Here’s what’s up in the world of TV for Friday, June 17, and Saturday, June 18. All times are Eastern.
Top picks
Mother, May I Sleep With Danger? (Lifetime, 8 p.m., Saturday): James Franco’s career plan of treating his celebrity as an art school performance piece continues as he reaches back to remake the most infamously Lifetime Lifetime TV movie ever. And while original “danger” Ivan Sergei and original “mother may I?” Tori Spelling have—somehow—been lured back to their old stalking grounds, they’re not the dewy-eyed stars this time. Spelling’s the mother who presumably (and futilely) denies the daughter permission to sleep with danger. No word on Sergei’s less-dangerous role. Nope, with Franco writing this sort-of remake, there’s the added wrinkle of lesbian vampires (the danger), Smashing Pumpkin James Iha composing the original musical score, and Franco himself, lurking around in some perhaps-dangerous capacity. Lifetime, meanwhile, as it did with the Will Ferrell/Kristen Wiig ultra-deadpan spoof A Deadly Adoption, grins bravely and pretends to have a sense of humor about famous people goofing about in its well-appointed TV movie living room. Our own Katie Rife is on reviewer duties, and says that the Franco-stein monster that emerges from this unholy union is something like “a new genre.” Read her review to find out if that’s a good thing or not.
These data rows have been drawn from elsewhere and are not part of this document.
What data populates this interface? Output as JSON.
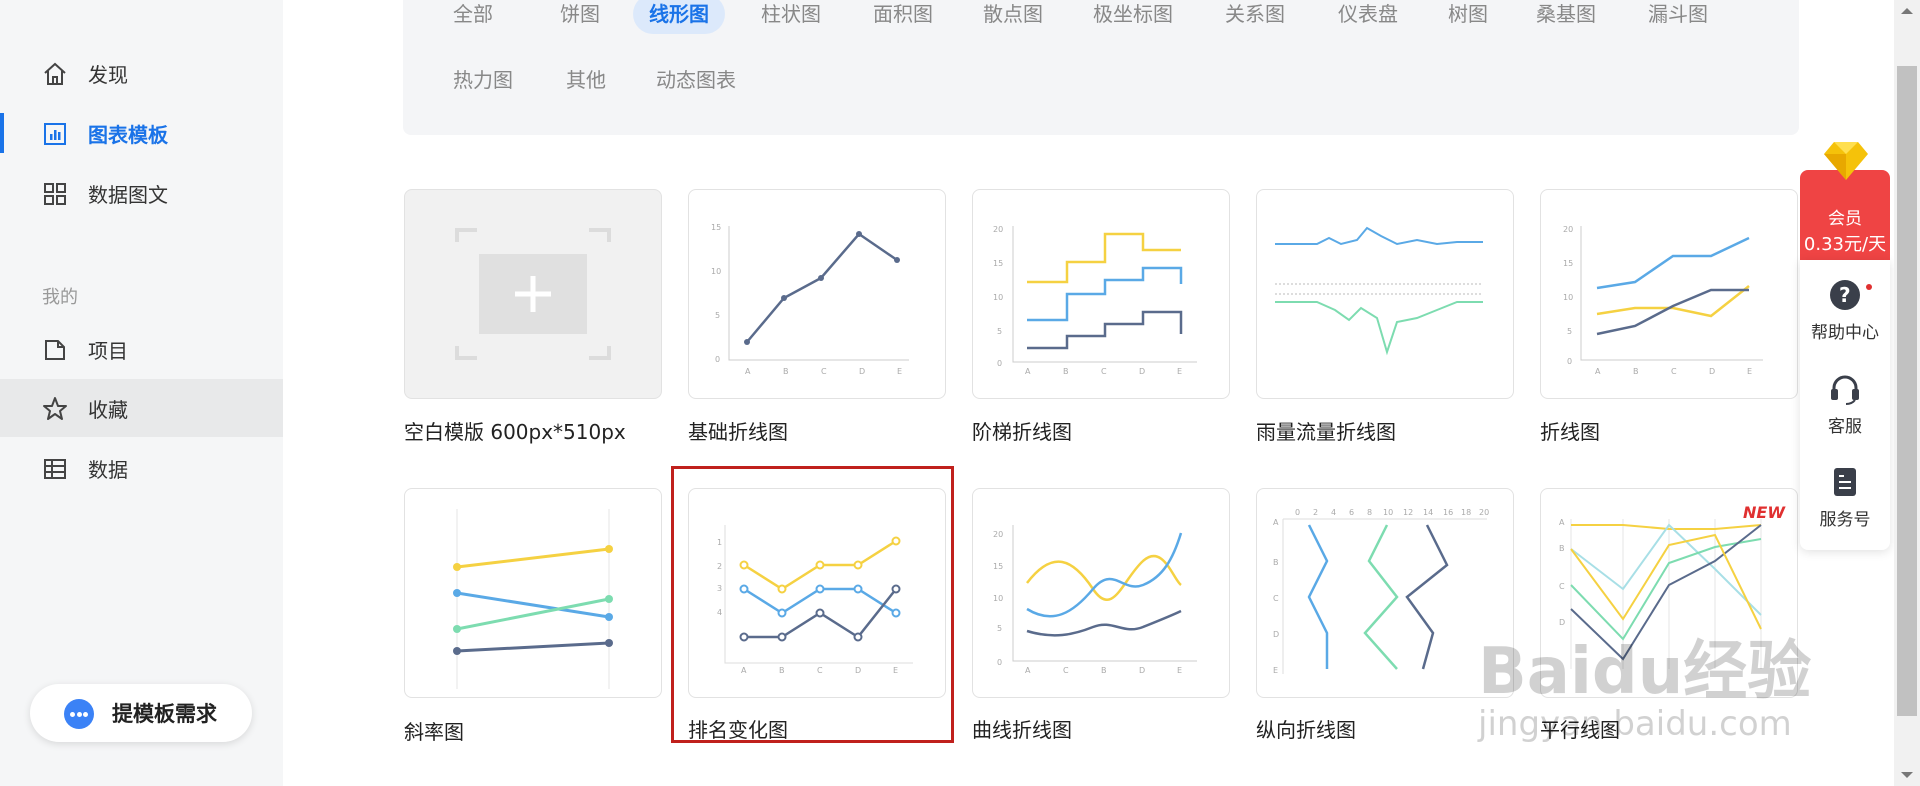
{
  "sidebar": {
    "nav": [
      {
        "label": "发现",
        "icon": "home-icon"
      },
      {
        "label": "图表模板",
        "icon": "chart-template-icon"
      },
      {
        "label": "数据图文",
        "icon": "grid-icon"
      }
    ],
    "section_title": "我的",
    "my_items": [
      {
        "label": "项目",
        "icon": "folder-icon"
      },
      {
        "label": "收藏",
        "icon": "star-icon"
      },
      {
        "label": "数据",
        "icon": "table-icon"
      }
    ],
    "request_button": "提模板需求"
  },
  "filters": {
    "row1": [
      "全部",
      "饼图",
      "线形图",
      "柱状图",
      "面积图",
      "散点图",
      "极坐标图",
      "关系图",
      "仪表盘",
      "树图",
      "桑基图",
      "漏斗图"
    ],
    "row2": [
      "热力图",
      "其他",
      "动态图表"
    ],
    "active": "线形图"
  },
  "cards": [
    {
      "label": "空白模版 600px*510px"
    },
    {
      "label": "基础折线图"
    },
    {
      "label": "阶梯折线图"
    },
    {
      "label": "雨量流量折线图"
    },
    {
      "label": "折线图"
    },
    {
      "label": "斜率图"
    },
    {
      "label": "排名变化图"
    },
    {
      "label": "曲线折线图"
    },
    {
      "label": "纵向折线图"
    },
    {
      "label": "平行线图",
      "badge": "NEW"
    }
  ],
  "float_panel": {
    "vip_line1": "会员",
    "vip_line2": "0.33元/天",
    "help": "帮助中心",
    "service": "客服",
    "account": "服务号"
  },
  "watermark": {
    "brand": "Baidu经验",
    "url": "jingyan.baidu.com"
  },
  "colors": {
    "accent": "#1a73e8",
    "selection": "#c0201c",
    "vip": "#ef4444"
  }
}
The Convenient Groom (Hallmark, 9 p.m., Saturday): After a bride’s rich fiancé dumps her at the altar, her lifelong best friend steps in. Safe to say, in the Hallmark-Lifetime TV movie arms race, Hallmark is conceding this weekend’s hill. Step your game up, Hallmark. Maybe see what Shia LaBeouf’s up to.
30 For 30: O.J.: Made In America (ESPN, 9 p.m., Friday and Saturday): Parts 4 and 5 conclude this stunningly crafted documentary series about a subject we all thought was completely exhausted by now. In his pre-air review of the whole documentary miniseries, Noel Murray said:
This 30 For 30 is its own animal: a five-part, eight-hour stunner, of which less than half is about the Hall Of Fame running back’s murder trial. The rest is spent on who O.J. Simpson really is.